Tinian International Airport , also known as West Tinian Airport, is a public airport located on Tinian Island in the United States Commonwealth of the Northern Mariana Islands. This airport is owned by Commonwealth Ports Authority.

This airport is assigned a three-letter location identifier of TNI by the Federal Aviation Administration, but the International Air Transport Association (IATA) airport code is TIQ (IATA assigned TNI to Satna Airport in India). The International Civil Aviation Organization (ICAO) airport code is PGWT. Tinian International Airport is the hub of Star Marianas Air.

Facilities and aircraft
The airport was established on the site of the World War II era West Field.

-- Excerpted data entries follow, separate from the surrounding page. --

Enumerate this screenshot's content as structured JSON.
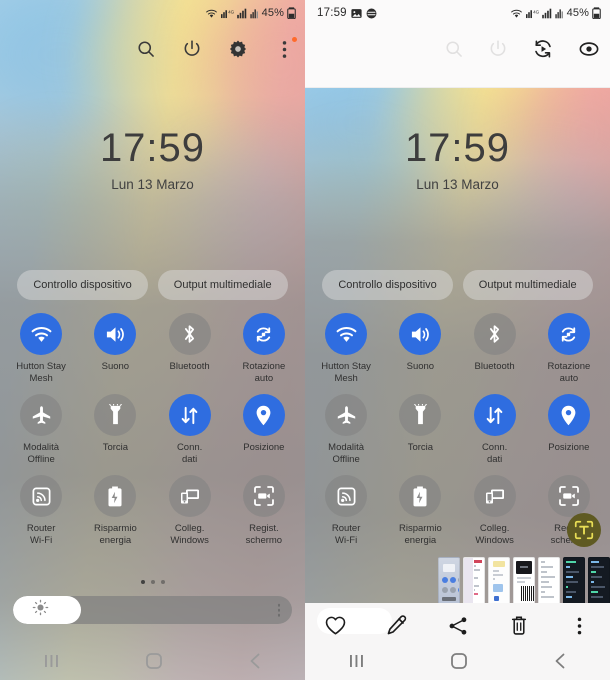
{
  "left_panel": {
    "status_bar": {
      "icons": [
        "wifi-icon",
        "signal-data-icon",
        "signal-bars-icon",
        "signal-alt-icon"
      ],
      "battery_percent": "45%",
      "battery_icon": "battery-charging-icon"
    },
    "top_actions": [
      {
        "name": "search-icon",
        "label": "Cerca"
      },
      {
        "name": "power-icon",
        "label": "Spegnimento"
      },
      {
        "name": "gear-icon",
        "label": "Impostazioni"
      },
      {
        "name": "more-options-icon",
        "label": "Altre opzioni",
        "badge": true
      }
    ],
    "clock": {
      "time": "17:59",
      "date": "Lun 13 Marzo"
    },
    "pills": [
      {
        "label": "Controllo dispositivo"
      },
      {
        "label": "Output multimediale"
      }
    ],
    "toggles": [
      {
        "label": "Hutton Stay\nMesh",
        "icon": "wifi-icon",
        "state": "on"
      },
      {
        "label": "Suono",
        "icon": "volume-icon",
        "state": "on"
      },
      {
        "label": "Bluetooth",
        "icon": "bluetooth-icon",
        "state": "off"
      },
      {
        "label": "Rotazione\nauto",
        "icon": "auto-rotate-icon",
        "state": "on"
      },
      {
        "label": "Modalità\nOffline",
        "icon": "airplane-icon",
        "state": "off"
      },
      {
        "label": "Torcia",
        "icon": "flashlight-icon",
        "state": "off"
      },
      {
        "label": "Conn.\ndati",
        "icon": "mobile-data-icon",
        "state": "on"
      },
      {
        "label": "Posizione",
        "icon": "location-pin-icon",
        "state": "on"
      },
      {
        "label": "Router\nWi-Fi",
        "icon": "hotspot-icon",
        "state": "off"
      },
      {
        "label": "Risparmio\nenergia",
        "icon": "power-saving-icon",
        "state": "off"
      },
      {
        "label": "Colleg. Windows",
        "icon": "link-to-windows-icon",
        "state": "off"
      },
      {
        "label": "Regist. schermo",
        "icon": "screen-record-icon",
        "state": "off"
      }
    ],
    "page_dots": {
      "count": 3,
      "active_index": 0
    },
    "brightness": {
      "icon": "brightness-sun-icon",
      "level_percent": 21,
      "menu_icon": "more-vertical-icon"
    },
    "nav_bar": [
      {
        "name": "recents-icon"
      },
      {
        "name": "home-icon"
      },
      {
        "name": "back-icon"
      }
    ]
  },
  "right_panel": {
    "status_bar": {
      "time": "17:59",
      "left_icons": [
        "image-icon",
        "app-circle-icon"
      ],
      "icons": [
        "wifi-icon",
        "signal-data-icon",
        "signal-bars-icon",
        "signal-alt-icon"
      ],
      "battery_percent": "45%",
      "battery_icon": "battery-charging-icon"
    },
    "ghost_actions": [
      {
        "name": "search-icon"
      },
      {
        "name": "power-icon"
      }
    ],
    "screenshot_actions": [
      {
        "name": "scroll-capture-icon",
        "label": "Cattura con scorrimento"
      },
      {
        "name": "eye-preview-icon",
        "label": "Anteprima"
      }
    ],
    "clock": {
      "time": "17:59",
      "date": "Lun 13 Marzo"
    },
    "pills": [
      {
        "label": "Controllo dispositivo"
      },
      {
        "label": "Output multimediale"
      }
    ],
    "toggles": [
      {
        "label": "Hutton Stay\nMesh",
        "icon": "wifi-icon",
        "state": "on"
      },
      {
        "label": "Suono",
        "icon": "volume-icon",
        "state": "on"
      },
      {
        "label": "Bluetooth",
        "icon": "bluetooth-icon",
        "state": "off"
      },
      {
        "label": "Rotazione\nauto",
        "icon": "auto-rotate-icon",
        "state": "on"
      },
      {
        "label": "Modalità\nOffline",
        "icon": "airplane-icon",
        "state": "off"
      },
      {
        "label": "Torcia",
        "icon": "flashlight-icon",
        "state": "off"
      },
      {
        "label": "Conn.\ndati",
        "icon": "mobile-data-icon",
        "state": "on"
      },
      {
        "label": "Posizione",
        "icon": "location-pin-icon",
        "state": "on"
      },
      {
        "label": "Router\nWi-Fi",
        "icon": "hotspot-icon",
        "state": "off"
      },
      {
        "label": "Risparmio\nenergia",
        "icon": "power-saving-icon",
        "state": "off"
      },
      {
        "label": "Colleg. Windows",
        "icon": "link-to-windows-icon",
        "state": "off"
      },
      {
        "label": "Regist. schermo",
        "icon": "screen-record-icon",
        "state": "off"
      }
    ],
    "text_extract_fab": {
      "name": "text-extract-icon",
      "color": "#5f5a22"
    },
    "thumbnail_count": 7,
    "toolbar": [
      {
        "name": "favorite-icon",
        "label": "Preferiti",
        "highlighted": true
      },
      {
        "name": "edit-pencil-icon",
        "label": "Modifica"
      },
      {
        "name": "share-icon",
        "label": "Condividi"
      },
      {
        "name": "delete-trash-icon",
        "label": "Elimina"
      },
      {
        "name": "more-options-icon",
        "label": "Altro"
      }
    ],
    "nav_bar": [
      {
        "name": "recents-icon"
      },
      {
        "name": "home-icon"
      },
      {
        "name": "back-icon"
      }
    ]
  },
  "colors": {
    "accent_on": "#2f6de0",
    "toggle_off": "rgba(130,130,130,.62)",
    "fab": "#5f5a22",
    "badge": "#ff6a2b"
  }
}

Tinian International Airport covers an area of  which contains one paved runway (8/26) measuring 8,600 x 150 ft (2,621 x 46 m).

For 12-month period ending March 31, 2006, the airport had 17,829 aircraft operations, an average of 48 per day: 84% air taxi, 16% general aviation and <1% military.

The head office of Star Marianas Air is in Hangar 1 at the airport.

In May 2012, the United States Marine Corps VMFA-121 operated its F/A-18D Hornets from the airport using M-31 expeditionary aircraft arresting gear systems similar to arresting systems used aboard aircraft carriers during Exercise Geiger Fury.

In 2019 the Commonwealth of the Northern Mariana Islands acting through the Commonwealth Ports Authority and the United States Department of Defense signed an agreement to operate a divert airfield at the airport in case Andersen Air Force Base on Guam is unable to be used.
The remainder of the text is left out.